The first meeting of the UK’s Green Jobs Delivery Group took place yesterday (11 May), co-chaired by energy minister Greg Hands and E.ON CEO Michael Lewis.
The group, comprised of representatives from business, industry, trade unions and academia, has been tasked with supporting the delivery of up to 480,000 skilled green jobs by 2030, a target laid down in the British energy strategy announced last month and Net Zero Strategy in October 2021.
The government claims that it will unlock £100bn of private investment by 2030, by which point 95% of electricity could be low carbon. This points to a need for far more skilled workers to build and maintain the likes of electric vehicles, heat pumps, hydrogen boilers, wind turbines and solar panels, as well as insulate British homes and buildings.
So far, ministers say 68,000 green jobs have been created or are “in the pipeline” in the UK economy. These are in electric vehicle manufacturing in Sunderland, hydrogen facilities in Teesside, and offshore wind in Northumberland, Yorkshire and Humber.
The Delivery Group will look at ways of ensuring all sectors of the economy and parts of the country can benefit from the green transition.
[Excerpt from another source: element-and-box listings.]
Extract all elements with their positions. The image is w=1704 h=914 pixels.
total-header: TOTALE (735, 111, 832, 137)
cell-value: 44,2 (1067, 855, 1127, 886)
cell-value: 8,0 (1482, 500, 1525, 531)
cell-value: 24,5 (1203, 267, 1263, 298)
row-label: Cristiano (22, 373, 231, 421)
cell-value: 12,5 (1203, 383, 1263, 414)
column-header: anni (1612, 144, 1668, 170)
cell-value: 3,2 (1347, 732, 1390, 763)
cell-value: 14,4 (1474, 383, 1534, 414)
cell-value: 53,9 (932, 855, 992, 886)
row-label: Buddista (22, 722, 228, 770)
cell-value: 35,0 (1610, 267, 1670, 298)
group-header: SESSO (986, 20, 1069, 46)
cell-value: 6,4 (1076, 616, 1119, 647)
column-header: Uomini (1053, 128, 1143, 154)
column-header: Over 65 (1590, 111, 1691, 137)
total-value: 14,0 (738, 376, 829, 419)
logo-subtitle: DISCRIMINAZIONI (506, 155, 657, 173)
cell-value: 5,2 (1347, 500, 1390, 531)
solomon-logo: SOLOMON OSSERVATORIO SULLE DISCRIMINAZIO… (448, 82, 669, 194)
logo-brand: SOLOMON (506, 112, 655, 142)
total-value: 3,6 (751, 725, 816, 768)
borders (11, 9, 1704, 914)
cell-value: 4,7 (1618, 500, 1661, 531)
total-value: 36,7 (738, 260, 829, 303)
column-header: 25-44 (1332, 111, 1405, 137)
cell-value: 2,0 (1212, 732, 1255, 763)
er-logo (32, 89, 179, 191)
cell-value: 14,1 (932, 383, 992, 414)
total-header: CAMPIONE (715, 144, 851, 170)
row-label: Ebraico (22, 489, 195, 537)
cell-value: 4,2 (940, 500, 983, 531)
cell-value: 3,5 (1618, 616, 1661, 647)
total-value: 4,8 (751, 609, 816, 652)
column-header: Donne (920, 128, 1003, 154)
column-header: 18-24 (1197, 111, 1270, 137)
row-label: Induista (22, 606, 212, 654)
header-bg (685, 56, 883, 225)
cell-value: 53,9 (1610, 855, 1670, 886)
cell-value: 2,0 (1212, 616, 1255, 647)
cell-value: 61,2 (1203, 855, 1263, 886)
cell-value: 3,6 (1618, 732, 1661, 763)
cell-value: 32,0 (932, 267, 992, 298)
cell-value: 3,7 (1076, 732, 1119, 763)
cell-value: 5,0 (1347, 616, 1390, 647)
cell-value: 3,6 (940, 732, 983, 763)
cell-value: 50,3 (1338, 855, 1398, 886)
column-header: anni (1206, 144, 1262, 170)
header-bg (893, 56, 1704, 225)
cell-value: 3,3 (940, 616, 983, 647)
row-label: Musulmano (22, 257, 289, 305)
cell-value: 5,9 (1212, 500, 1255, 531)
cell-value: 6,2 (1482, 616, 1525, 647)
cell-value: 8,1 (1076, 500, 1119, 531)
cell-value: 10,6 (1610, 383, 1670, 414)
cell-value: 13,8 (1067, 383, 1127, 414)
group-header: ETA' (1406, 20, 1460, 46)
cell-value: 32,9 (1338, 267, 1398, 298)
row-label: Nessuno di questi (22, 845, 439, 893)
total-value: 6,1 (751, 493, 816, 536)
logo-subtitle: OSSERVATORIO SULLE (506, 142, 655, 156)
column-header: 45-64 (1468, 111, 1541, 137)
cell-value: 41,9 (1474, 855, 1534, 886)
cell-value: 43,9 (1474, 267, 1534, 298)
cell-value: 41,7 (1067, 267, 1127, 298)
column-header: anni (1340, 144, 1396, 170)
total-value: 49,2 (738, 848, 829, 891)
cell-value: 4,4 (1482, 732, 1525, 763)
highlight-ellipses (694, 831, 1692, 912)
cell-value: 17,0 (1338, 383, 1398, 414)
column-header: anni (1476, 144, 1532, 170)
Hands, said: “We will need tens of thousands of skilled workers for our clean transition and to boost energy security; and well-paid green jobs will help with the cost of living. Spreading opportunity by levelling up all parts of the country.
“Our new Delivery Group will help us ensure employers have the know-how and employees the skills to drive our transition to becoming the world’s leading green economy.”
Co-chair of the Delivery Group and CEO of E.ON UK, Michael Lewis, said collaboration between business and government was vital if targets were to be achieved: “The UK needs a future pipeline of talent to power it towards net zero and this Delivery Group will ensure industry and government work together, so we have the diverse, skilled and resilient workforce needed for the future.”
The government’s recent British Energy Security Strategy set out how the UK would accelerate the transition to renewables, supporting an extra 40,000 green jobs including an expansion of nuclear power in the form of “small modular reactors”, a fivefold increase in offshore wind by 2030 and solar by 2035 with a double of low carbon hydrogen production capacity by 2030.
Among existing initiatives and skills programmes to support low carbon industries across the country ministers are keen to flag up are:
- efforts to work with employers to boost green apprenticeship opportunities
- free adult skills training for those without qualifications as well as any adult in England who is earning under the national living wage annually (£18,525) or unemployed, regardless of their prior qualification level
- green skills bootcamps – providing free, flexible training courses for adults with a fast-track interview with local employers in companies retrofitting homes, installing solar power or developing greener transport
An example of job opportunities created by the energy strategy is provided under plans for a Sizewell C nuclear plant. This would see up to 1,500 apprenticeships becoming available if the reactor gets the go-ahead.
Sarah Williamson, civils programme director at Sizewell C, said: “Sizewell C will deliver 1,500 apprenticeships and these early opportunities are a fantastic route into the project for students to learn their craft at Hinkley Point C and transfer back to Sizewell C as qualified welders and engineers.
“The opportunities are real, they are being delivered now and I would encourage anyone serious in pursuing a rewarding career in civils to consider the growing nuclear sector.”